Updated: Feb 15
Blog post written by Amy Jewitt (GRLC Board Member)
Video provided by Peter Walker (GRLC Board Member)
Beaver activity at Glade Run Lake (with GRLC Board Member, Dave Fowler, shown in photo).
The natural world at Glade Run Lake provides ample opportunities to view and appreciate nature year-round. From the birds flitting about in the trees, to the wide array of plants that call Glade Run Lake "home". Even now in these cold winter months, there is life to be seen, noticed, and studied.
If you've recently visited Glade Run Lake, you may have noticed some beaver activity along the lake's shoreline. Peter Walker, Board Member with the Glade Run Lake Conservancy, recently visited and captured video showing the trees that were impacted by this important animal. Known as a keystone species, beavers are considered animals on which other species in an ecosystem largely depend, such that if they (beavers) were removed, the ecosystem would drastically change. In this way, beavers play a critical role in the natural world by promoting and sustaining biodiversity.

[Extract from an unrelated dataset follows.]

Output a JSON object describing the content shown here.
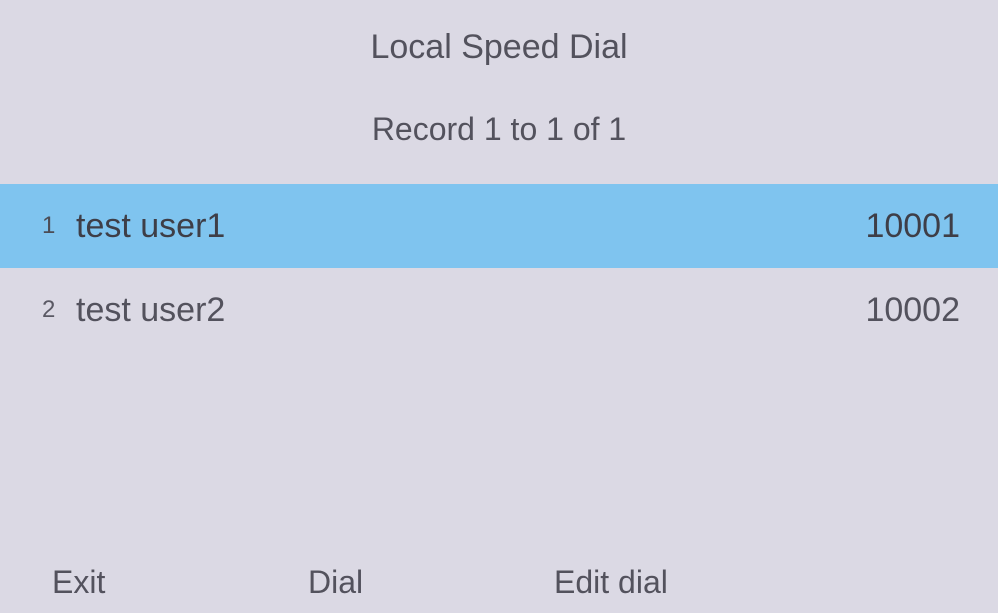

Video credit: Gwilym Walker
Also showcased in Peter's video is a small but interesting plant - the lichen. Peter explains that though a lichen appears to be an individual plant, it's actually a fungus and an algae growing together. Who knew?!
Through a symbiotic relationship, the lichen and algae actually depend on one another to grow. The algae use the fungi for structure, and the fungi use the algae to photosynthesize and produce energy.
In his video, Peter goes on to discuss a term called lichenography that perhaps many of us have never even heard of before (myself included). This is a type of science that illustrates the natural history of lichens. Additionally, Peter describes lichenometry, a geomorphic method of geochronologic dating that uses lichen growth to determine the age of exposed rock. How interesting!
Lichens. Credit info provided at bottom.
After reading this blog post and watching Peter's video, I hope you come away with a deeper and more appreciative understanding of the animal and plant life found on the property at Glade Run Lake. The natural world is ever changing and there is always something new to see, if only we have the eyes to notice it.